里面静静放着三个布袋子,拿起来能感受到阵阵凉意。
他又放下,攥了攥拳头。
温眷禾将他的动作收敛在眼底。
霍楚厌问:“这是何物?”
“是我缝制的冰袋子。”她解释道,“听老夫人说,颂狮礼要在烈日之下跪上三四个时辰。如今天热似下火,你跪在阳光之下怕是会患中暑热。一共三个冰袋子,一个放在头顶,用帽子盖住,另外两个放在前胸后背,能凉快很多。”
她看见霍楚厌的眉头越皱越深,面露不解:“你为何这样做?”
温眷禾真诚回答:“谢谢大少爷让我留在霍府,为了帮我改变命格,能舍身与我成婚,是我的福气,我自然要为大少爷做些什么。”
只见霍楚厌叹了口气:
“颂狮礼存在的意义,是让后人知道,西陵国江山来之不易。文武百官跪颂,也不仅仅是为了感恩狮子,更是要提醒自己,在任何时候都要做足准备。”

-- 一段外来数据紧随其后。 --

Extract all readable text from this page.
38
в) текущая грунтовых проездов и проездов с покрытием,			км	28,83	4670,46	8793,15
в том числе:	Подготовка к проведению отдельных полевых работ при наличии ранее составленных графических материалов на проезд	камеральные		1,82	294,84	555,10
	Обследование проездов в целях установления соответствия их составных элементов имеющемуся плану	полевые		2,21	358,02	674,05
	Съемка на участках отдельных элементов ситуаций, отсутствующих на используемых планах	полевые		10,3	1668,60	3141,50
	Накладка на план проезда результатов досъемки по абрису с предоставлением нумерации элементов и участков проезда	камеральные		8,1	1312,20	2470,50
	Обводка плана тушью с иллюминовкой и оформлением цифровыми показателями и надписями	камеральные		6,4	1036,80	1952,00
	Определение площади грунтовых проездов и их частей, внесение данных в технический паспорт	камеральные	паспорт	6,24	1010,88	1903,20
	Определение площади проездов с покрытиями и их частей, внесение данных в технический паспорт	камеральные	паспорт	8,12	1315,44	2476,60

他沉着脸:“哪怕是患了中暑热,这冰袋子我也不会用的。”
温眷禾从衣袖中伸出双手,五指张开。
指尖上面还有被针刺破的痕迹,红通通的,看上去着实令人心痛。
“冰袋子是我偷偷缝制的,除了你与我之外,没有人知道。我还给它加厚很多,锁住温度不让冰快速融化,即便融化水也不会浸湿袋子,从帽子里流出。”
“带着去吧。”温眷禾坚持道:“你不说,谁又能知道呢?”
霍楚厌马上找来药箱,握住她的手,轻轻在她指尖上撒药,涂匀。
“你辛苦了,这种针线活,不要再做了。”
“交给别人我不放心,是我昨夜取了冰桶里的冰块,放在掌心融化成差不多大小,偷偷在榻上缝的,连白心都不知道呢。早上差点就被二少爷发现了,幸好我听到脚步声提前藏于枕下,大少爷不必担心我。”
为她上药的手抖了抖,霍楚厌的脸色顷刻沉了下去。
“楚闲今早找你了?”
“二少爷是来恭贺我们的,送了个香囊给我,那上面绣着山水鸳鸯。”
霍楚厌转头,那香囊就搁在梳妆台上。
他脸色彻底沉了下去。
“即已成亲,你不该再唤我大少爷。”
温眷禾一怔,脸上温度随即升高。
“……是……夫,夫君。”
仿佛有一双灵巧的双手解开了世上最难的九连环,霍楚厌眉宇间的愁结顷刻间就被卸下。
他握着她的手:“我……”
“不早了,早些歇息吧。”温眷禾抽出双手。
霍楚厌敏锐察觉到她全身都写满了拒绝,起身走向书桌:“你歇息吧,我还有些公事要处理。”
温眷禾松了口气:“是。”
平日里的白烛被换成红烛,映的兵书也呈现出缱绻红色。他就坐在这里,看温眷禾躺在属于自己的榻上。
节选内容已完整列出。